The framework has moved from theory to practice faster than almost any comparable economic framework in recent memory. Amsterdam adopted the doughnut as an official policy tool in 2020. Cities from Copenhagen to Nanaimo to Brussels have followed. The Doughnut Economics Action Lab now supports implementations in hundreds of communities worldwide, translating the compass reading into operational design for housing, food, energy, and transport systems.
Applied to artificial intelligence, the doughnut asks a question the builder's fishbowl cannot natively formulate: does AI deployment lift people above the social foundation, or does it primarily intensify throughput within an already-overshooting economy? The amplifier metaphor that runs through Segal's Orange Pill makes this question sharper: an amplifier carries whatever signal it receives, and the signal currently feeding AI is the signal of growth addiction.
Raworth drafted the first doughnut diagram in 2011 while working at Oxfam, in a discussion paper titled A Safe and Just Space for Humanity. The image — two rings, a safe zone between them — was designed as a visual alternative to the economist's traditional supply-and-demand graph. The 2017 book Doughnut Economics: Seven Ways to Think Like a 21st-Century Economist expanded the diagram into a full reframing of the discipline, organized around seven shifts in economic thinking.

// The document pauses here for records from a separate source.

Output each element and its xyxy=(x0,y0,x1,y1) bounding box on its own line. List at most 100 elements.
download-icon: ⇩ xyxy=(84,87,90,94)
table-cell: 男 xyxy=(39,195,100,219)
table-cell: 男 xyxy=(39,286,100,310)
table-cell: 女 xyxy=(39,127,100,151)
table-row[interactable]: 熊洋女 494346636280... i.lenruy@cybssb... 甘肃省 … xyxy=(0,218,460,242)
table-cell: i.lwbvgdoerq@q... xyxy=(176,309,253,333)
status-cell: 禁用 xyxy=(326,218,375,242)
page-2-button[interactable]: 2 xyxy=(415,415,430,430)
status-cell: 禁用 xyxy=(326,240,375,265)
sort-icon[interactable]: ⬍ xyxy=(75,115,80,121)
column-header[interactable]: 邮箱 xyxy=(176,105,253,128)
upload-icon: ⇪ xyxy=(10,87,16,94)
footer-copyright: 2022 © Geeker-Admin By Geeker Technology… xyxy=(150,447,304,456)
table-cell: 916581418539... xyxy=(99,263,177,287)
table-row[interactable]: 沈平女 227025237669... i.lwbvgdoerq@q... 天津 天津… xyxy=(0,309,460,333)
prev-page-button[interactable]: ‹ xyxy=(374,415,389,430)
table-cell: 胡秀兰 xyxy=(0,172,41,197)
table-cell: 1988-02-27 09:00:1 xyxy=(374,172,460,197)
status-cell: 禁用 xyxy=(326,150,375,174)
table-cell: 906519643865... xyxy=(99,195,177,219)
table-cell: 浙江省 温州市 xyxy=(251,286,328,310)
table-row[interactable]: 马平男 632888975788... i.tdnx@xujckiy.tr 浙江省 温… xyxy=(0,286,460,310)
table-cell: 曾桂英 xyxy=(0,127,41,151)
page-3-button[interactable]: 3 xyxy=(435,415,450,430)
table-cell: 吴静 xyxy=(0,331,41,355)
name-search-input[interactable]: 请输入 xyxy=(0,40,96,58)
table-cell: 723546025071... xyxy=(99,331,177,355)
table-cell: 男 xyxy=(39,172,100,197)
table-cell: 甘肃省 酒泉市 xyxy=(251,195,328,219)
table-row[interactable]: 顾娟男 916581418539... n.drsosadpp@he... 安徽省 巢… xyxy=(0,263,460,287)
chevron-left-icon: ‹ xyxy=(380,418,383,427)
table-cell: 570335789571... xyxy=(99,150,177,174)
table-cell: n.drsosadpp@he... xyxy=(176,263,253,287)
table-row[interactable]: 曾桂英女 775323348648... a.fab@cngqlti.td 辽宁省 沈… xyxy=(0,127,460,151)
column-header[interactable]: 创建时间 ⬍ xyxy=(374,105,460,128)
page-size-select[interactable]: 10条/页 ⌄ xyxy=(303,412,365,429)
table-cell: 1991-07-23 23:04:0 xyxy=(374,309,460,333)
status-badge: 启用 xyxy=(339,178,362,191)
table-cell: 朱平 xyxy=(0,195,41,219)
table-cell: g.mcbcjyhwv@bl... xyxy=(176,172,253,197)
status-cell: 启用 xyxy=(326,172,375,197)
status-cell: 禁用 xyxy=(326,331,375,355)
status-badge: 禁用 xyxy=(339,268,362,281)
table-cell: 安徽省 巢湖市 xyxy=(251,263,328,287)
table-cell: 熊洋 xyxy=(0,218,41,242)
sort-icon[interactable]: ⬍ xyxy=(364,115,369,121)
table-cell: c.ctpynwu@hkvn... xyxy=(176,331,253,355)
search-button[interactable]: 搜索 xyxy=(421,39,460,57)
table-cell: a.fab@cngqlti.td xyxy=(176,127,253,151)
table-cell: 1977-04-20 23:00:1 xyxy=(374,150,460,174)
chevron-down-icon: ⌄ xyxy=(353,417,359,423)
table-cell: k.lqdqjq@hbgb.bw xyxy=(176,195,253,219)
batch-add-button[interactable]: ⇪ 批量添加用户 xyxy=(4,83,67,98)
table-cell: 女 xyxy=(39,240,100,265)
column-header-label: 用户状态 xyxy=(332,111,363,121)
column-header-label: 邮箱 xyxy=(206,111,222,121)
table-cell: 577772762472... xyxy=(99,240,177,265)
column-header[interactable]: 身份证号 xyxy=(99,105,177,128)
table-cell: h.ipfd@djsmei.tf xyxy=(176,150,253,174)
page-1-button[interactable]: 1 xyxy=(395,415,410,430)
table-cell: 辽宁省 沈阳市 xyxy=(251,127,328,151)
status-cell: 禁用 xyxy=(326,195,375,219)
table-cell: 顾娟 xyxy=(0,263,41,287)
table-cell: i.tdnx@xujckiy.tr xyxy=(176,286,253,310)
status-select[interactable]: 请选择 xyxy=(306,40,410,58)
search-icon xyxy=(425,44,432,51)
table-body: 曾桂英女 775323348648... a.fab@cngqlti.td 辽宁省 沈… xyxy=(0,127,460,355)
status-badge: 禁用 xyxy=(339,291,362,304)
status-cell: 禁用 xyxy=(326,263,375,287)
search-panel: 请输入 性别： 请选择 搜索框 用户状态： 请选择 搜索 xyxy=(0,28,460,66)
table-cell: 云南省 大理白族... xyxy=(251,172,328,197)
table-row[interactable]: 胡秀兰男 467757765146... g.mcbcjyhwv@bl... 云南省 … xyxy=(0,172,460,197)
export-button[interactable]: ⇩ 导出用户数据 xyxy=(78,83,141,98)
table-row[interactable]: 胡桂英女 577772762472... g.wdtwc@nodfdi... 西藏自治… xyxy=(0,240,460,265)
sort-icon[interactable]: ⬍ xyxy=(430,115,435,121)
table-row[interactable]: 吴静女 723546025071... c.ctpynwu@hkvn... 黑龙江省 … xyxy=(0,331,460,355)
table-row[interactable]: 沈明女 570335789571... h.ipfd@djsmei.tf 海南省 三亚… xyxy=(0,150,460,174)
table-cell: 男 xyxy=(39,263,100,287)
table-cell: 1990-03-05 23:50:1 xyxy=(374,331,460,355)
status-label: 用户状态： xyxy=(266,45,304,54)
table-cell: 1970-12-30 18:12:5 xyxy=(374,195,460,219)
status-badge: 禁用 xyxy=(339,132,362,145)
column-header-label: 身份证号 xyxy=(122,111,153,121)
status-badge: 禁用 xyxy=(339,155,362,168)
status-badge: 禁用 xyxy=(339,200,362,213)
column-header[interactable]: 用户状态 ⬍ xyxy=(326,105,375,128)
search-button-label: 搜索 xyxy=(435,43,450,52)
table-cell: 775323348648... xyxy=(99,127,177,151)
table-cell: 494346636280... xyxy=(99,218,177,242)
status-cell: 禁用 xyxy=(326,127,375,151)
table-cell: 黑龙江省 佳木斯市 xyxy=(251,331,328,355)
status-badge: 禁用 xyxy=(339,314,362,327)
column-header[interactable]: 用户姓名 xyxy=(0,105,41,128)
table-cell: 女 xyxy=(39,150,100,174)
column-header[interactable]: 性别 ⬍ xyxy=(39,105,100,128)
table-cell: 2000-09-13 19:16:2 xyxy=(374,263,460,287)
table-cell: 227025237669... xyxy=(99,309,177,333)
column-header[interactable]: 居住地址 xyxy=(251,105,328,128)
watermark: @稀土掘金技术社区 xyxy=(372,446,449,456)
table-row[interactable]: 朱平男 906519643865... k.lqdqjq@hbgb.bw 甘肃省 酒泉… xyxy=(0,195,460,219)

Bounded thriving. The goal is not maximization but sufficiency within limits — enough for all, within the means of the planet.
Two rings, read together. Neither the social foundation nor the ecological ceiling can be optimized alone; progress requires simultaneous attention to both.
Compass, not map. The doughnut indicates direction without prescribing a specific path, leaving room for contextual design.
Displacement of GDP. The framework replaces growth as the master variable of economic evaluation with the distributional-and-ecological question of whether people are thriving.
Critics from mainstream economics argue that the framework understates the role of growth in lifting people above the social foundation historically. Raworth's response is that the correlation between growth and well-being breaks down at current scale: further growth in already-wealthy economies adds little to well-being while pushing ecological boundaries further into overshoot. Other critics from degrowth traditions argue that the doughnut is insufficiently radical — that meaningful alignment with the ceiling requires explicit contraction of wealthy economies, not mere growth agnosticism.